Io, per primo, sono grato a tante persone che hanno attraversato la violenza degli anni Settanta, gli anni del terrorismo, e con il loro impegno appassionato, spesso anche doloroso, mi hanno aiutato a capire profondità e potenzialità di queste vie di giustizia. Quindi: “changing lenses”, cambiare lenti, il punto di vista: così si intitola l’opera di Zehr (pubblicata nel 1990: Changing Lenses: A New Focus for Crime and Justice e ripubblicata, aggiornata, nel 2015) che ha contribuito così tanto a diffondere la conoscenza della giustizia riparativa nel mondo. “La lente che usiamo per esaminare il crimine e la giustizia – scrive Zehr – influisce su ciò che valutiamo come rilevante, su cosa consideriamo essere relativamente importante e anche su ciò che consideriamo come risultato proprio da raggiungere […] e determina anche come inquadriamo il problema e la sua ‘soluzione’. Abbiamo bisogno di guardare non solo a pene alternative o alternative alla punizione: abbiamo bisogno di altri, alternativi, modi di vedere entrambi, il problema e la soluzione”. Questa visione diversa, alternativa, del “problema” così come delle “soluzioni” coinvolge, nel pensiero di Zehr (appassionato fotografo, sensibile verso inquadrature e immagini), anche l’immaginario personale e collettivo. Come ci immaginiamo, allora, la giustizia? L’icona tradizionale e ricorrente resta tutt’oggi quella della dea bendata, con la bilancia in una mano e la spada nell’altra. Ma, nota Zehr, “la dea bendata con la bilancia in mano simboleggia bene la natura della giustizia impersonale, orientata al processo, propria del paradigma contemporaneo. Che alternativa abbiamo? – si chiede Zehr, provocatoriamente, e risponde – una possibilità è immaginare la giustizia che cura le ferite”.

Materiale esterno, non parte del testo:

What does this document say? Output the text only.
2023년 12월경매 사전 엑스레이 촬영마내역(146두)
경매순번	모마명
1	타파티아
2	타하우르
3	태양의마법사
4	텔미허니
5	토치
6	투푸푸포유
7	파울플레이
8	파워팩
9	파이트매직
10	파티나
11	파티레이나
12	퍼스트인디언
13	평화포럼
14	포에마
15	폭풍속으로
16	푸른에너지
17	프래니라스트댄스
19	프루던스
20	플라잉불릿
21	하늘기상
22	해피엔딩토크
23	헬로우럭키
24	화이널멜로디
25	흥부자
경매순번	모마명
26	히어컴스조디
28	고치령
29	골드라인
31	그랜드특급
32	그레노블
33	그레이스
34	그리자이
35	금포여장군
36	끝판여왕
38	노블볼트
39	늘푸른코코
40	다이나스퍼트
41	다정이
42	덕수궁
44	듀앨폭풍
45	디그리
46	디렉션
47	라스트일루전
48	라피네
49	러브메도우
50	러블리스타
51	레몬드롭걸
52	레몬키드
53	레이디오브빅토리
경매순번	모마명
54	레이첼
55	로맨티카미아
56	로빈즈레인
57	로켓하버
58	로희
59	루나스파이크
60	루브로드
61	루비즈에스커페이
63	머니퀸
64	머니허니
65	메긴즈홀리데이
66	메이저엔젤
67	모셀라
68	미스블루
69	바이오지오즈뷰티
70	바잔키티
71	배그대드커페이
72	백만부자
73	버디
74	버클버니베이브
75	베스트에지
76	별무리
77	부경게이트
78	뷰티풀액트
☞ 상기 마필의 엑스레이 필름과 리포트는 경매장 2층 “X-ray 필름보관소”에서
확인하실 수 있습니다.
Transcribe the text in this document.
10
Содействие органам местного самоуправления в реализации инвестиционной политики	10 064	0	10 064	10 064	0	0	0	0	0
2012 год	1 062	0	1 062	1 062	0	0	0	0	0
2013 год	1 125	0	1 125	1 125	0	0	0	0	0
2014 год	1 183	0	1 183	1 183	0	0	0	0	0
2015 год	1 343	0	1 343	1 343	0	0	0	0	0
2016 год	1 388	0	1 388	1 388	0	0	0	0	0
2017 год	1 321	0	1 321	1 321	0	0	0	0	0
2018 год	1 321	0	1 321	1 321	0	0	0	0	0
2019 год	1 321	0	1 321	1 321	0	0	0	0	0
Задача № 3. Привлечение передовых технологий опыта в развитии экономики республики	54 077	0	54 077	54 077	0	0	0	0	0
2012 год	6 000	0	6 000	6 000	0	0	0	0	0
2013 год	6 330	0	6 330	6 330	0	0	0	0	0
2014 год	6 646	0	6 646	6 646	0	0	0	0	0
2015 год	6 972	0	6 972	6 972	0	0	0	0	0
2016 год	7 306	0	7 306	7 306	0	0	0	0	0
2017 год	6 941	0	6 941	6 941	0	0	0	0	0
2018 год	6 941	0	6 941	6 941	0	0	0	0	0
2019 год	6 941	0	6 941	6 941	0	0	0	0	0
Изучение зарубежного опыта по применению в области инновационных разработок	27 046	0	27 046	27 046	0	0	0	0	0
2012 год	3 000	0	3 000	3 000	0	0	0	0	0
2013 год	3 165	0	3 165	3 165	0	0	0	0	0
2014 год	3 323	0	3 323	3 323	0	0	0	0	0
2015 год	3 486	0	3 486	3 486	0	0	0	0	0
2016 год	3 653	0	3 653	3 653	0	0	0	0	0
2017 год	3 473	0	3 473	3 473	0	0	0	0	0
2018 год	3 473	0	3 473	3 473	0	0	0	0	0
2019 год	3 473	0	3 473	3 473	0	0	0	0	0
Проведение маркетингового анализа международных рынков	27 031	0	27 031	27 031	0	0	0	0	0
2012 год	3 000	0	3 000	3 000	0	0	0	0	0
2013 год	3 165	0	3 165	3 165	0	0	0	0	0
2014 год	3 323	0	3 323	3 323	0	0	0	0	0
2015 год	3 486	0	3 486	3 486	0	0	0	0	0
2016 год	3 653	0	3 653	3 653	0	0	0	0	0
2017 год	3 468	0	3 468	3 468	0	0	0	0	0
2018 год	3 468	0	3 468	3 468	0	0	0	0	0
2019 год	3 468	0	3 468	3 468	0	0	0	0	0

Una “giustizia-che-cura-le-ferite” procede diversamente rispetto alla giustizia retributiva anche, come accennato, nelle prospettive, nel modo di guardare i “problemi” e le “soluzioni”. Per questo, sinteticamente, Zehr ricorda il diverso modo di procedere, i diversi passaggi, le diverse prospettive. Vale a dire, le lenti con cui guardiamo le ferite, le ingiustizie e le possibili risposte: “Secondo la giustizia retributiva, (1) il crimine viola lo Stato e le sue leggi; (2) la giustizia si focalizza sullo stabilire la colpa (3) e, in questo modo, può stabilire anche il dosaggio di pena che deve essere comminata; (4) la giustizia si cerca attraverso un conflitto tra avversari (5) nel quale il reo si pone contro lo Stato; (6) regole e intenzioni compensano i risultati: una parte vince e l’altra perde. Secondo la giustizia riparativa – prosegue Zehr –, (1) il crimine viola persone e relazioni; (2) la giustizia è tesa a identificare bisogni e compiti (obligation) (3) in modo che le cose possano ritrovare il loro giusto posto; (4) la giustizia incoraggia il dialogo e il reciproco accordo, (5) offrendo alle vittime e ai colpevoli un ruolo centrale, (6) ed è valutata nella misura in cui le responsabilità sono assunte, i bisogni trovano accoglienza, e la cura (degli individui e delle relazioni) è sostenuta”.

Nella sua lucida riflessione, nell’appassionata ricerca di una diversa “messa a fuoco” sulla realtà dolorosa del crimine e del male, Zehr apre sulla prospettiva non solo di nuove lenti ma di un più ampio, diverso, paradigma di giustizia. Un paradigma che è più di una visione e di una proposta e combina insieme una nuova grammatica, una teoria ben articolata con possibili modalità di applicazione e anche un certo grado di consenso. “Non credo ci siamo ancora”, commenta. Ma, per il momento, “questa visione può aiutare a dare una direzione a quello che potrebbe diventare un viaggio condiviso di esperienze e di esplorazioni”. Se la sete di giustizia è parte intima e profonda della nostra identità umana, tutto quello che ci fa avvicinare a una giustizia che guarisce le ferite e riapre le possibilità di una vita più piena e libera diventa il fondamento solido per proseguire nel cammino.